As incidents of retail crime continue to escalate throughout the country, retailers have seen a dramatic jump in financial losses associated with theft. When taken as a percentage of total retail sales in 2022, shrink accounted for $112.1 billion in losses, up from $93.9 billion* in 2021, according to the 2023 National Retail Security Survey released today by the National Retail Federation.
“Retailers are seeing unprecedented levels of theft coupled with rampant crime in their stores, and the situation is only becoming more dire,” NRF Vice President for Asset Protection and Retail Operations David Johnston said in a press release. “Far beyond the financial impact of these crimes, the violence and concerns over safety continue to be the priority for all retailers, regardless of size or category.”
Inflation Isn’t Helping the Crime Rates
Back in May, Target said it was bracing to lose half a billion dollars this year because of rising theft. Many experts are saying the rising economic fears amid inflation, rising costs of goods across the board and interest rates could the the cause of the increase in shoplifting.
Although inflation is cooling, albeit slowly, U.S. prices are still on the rise. With the holiday shopping season coming up, Americans are hurting after a two-year slog of enduring painfully high prices, and are struggling to sustain themselves and their families.
According to NRF’s survey, the average shrink rate in FY 2022 increased to 1.6%, up from 1.4% the previous year. Shrink percentages can vary significantly by retail sector. On par with previous years, internal and external theft accounted for nearly two-thirds (65%) of retailers’ shrink.
Organized Retail Crime Remains a Concern
Retailers reported that organized retail crime (ORC) remains a significant concern due to heightened levels of violence. More than two-thirds (67%) of respondents said they were seeing even more violence and aggression from ORC perpetrators compared with a year ago.
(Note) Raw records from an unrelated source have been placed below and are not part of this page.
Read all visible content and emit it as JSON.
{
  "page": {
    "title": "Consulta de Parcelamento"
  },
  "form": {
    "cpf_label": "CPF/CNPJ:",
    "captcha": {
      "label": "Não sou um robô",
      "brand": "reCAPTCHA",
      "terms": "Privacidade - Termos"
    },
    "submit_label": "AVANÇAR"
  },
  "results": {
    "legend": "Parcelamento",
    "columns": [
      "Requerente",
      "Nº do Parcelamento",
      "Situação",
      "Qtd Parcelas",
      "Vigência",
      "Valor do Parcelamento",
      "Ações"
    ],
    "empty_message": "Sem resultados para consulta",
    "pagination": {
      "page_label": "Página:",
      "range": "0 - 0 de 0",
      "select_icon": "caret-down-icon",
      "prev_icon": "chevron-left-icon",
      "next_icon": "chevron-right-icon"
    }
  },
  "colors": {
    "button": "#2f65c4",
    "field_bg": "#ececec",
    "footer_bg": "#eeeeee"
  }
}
Even though retailers continue to enhance their loss prevention and asset protection measures, sometimes more drastic action must be taken. Retailers reported being forced to close a specific store location (28%), reduce operating hours (45%) or reduce or alter in-store product selection (30%) as a direct result of retail crime.
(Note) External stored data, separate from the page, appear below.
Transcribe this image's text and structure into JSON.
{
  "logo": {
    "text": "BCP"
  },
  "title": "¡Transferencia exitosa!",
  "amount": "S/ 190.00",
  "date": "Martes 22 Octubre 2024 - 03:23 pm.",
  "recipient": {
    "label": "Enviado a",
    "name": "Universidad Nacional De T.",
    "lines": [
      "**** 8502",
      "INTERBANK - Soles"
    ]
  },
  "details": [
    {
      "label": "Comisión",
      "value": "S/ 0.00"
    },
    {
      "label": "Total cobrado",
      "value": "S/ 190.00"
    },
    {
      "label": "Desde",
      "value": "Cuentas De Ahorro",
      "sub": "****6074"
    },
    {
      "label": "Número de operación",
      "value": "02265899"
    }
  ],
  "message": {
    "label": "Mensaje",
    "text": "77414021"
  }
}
As violence has increased, more retailers have opted to enforce a “hands off” approach in the apprehension of shoplifters. More survey respondents said that no employees are authorized to stop or apprehend shoplifters (41%), compared with 38% last year.
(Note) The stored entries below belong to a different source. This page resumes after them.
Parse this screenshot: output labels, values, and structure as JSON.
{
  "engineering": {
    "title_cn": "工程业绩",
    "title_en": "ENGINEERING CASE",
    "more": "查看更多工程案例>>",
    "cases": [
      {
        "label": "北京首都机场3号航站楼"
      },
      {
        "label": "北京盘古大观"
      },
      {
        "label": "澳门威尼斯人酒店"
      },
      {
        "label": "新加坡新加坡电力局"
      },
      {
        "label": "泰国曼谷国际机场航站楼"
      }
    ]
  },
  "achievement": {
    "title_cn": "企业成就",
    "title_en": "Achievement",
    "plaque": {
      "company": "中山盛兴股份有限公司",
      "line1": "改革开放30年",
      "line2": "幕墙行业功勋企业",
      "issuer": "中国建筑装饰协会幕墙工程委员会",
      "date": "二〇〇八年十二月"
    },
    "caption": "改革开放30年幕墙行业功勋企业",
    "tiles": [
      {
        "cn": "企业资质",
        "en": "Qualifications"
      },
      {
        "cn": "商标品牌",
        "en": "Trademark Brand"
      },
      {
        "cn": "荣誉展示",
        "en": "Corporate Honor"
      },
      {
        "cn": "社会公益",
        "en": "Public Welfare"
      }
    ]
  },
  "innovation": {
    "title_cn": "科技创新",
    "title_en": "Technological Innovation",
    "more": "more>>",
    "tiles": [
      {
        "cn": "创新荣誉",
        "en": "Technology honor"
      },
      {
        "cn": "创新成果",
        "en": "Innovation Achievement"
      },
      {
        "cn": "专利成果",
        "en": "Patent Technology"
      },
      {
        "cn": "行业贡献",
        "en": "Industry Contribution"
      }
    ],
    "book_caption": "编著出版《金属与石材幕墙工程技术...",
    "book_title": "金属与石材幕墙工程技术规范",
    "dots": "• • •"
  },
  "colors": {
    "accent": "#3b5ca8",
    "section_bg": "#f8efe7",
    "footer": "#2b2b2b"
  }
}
The types of products shoplifters are targeting may not be based solely on price point. Products can range from high-price, high-fashion items to everyday products that have a fast resale capability. While ORC groups have traditionally targeted specific items or types of goods, that list has expanded to new categories like outerwear, batteries, energy drinks, designer footwear and kitchen accessories.
The top five cities/metropolitan areas affected by ORC in the past year were Los Angeles, San Francisco/Oakland, Houston, New York and Seattle.
Retailers are Evolving Their Loss Prevention Tactics
As retail crime continues to evolve in scope and sophistication, so are retailers’ prevention efforts. When asked about resource allocation to address today’s risks in NRF’s report, 34% have increased internal payroll to support their risks, while 46% have increased the use of third-party security personnel. Over half (53%) have increased their technology and software solution budgets in the past year. With violence being one of the most concerning risks, 54% have increased or are increasing employee workplace violence training.
“Retailers are piloting and implementing a number of loss prevention practices to deter, prevent and mitigate these substantial losses,” University of Florida Research Scientist and Loss Prevention Research Council Director Read Hayes said in the report. “In addition to enhancing traditional security measures, many are also allocating resources to innovative emerging technologies for future prevention.”
Policy reform is another critical component of the retail industry’s efforts to combat ORC. Initiatives such as raising the felony theft threshold – the amount that must be stolen in order to be considered a felony – or removing or eliminating cash bail may have unintended consequences for retail theft. Nearly three-quarters (72%) of respondents reported they have seen an increase in the average value per incident in localities that raised their minimum felony thresholds, while another 67% reported an increase in repeat offenders in areas associated with initiatives to reduce or eliminate cash bail. Nearly all (93%) are in support of federal ORC legislation.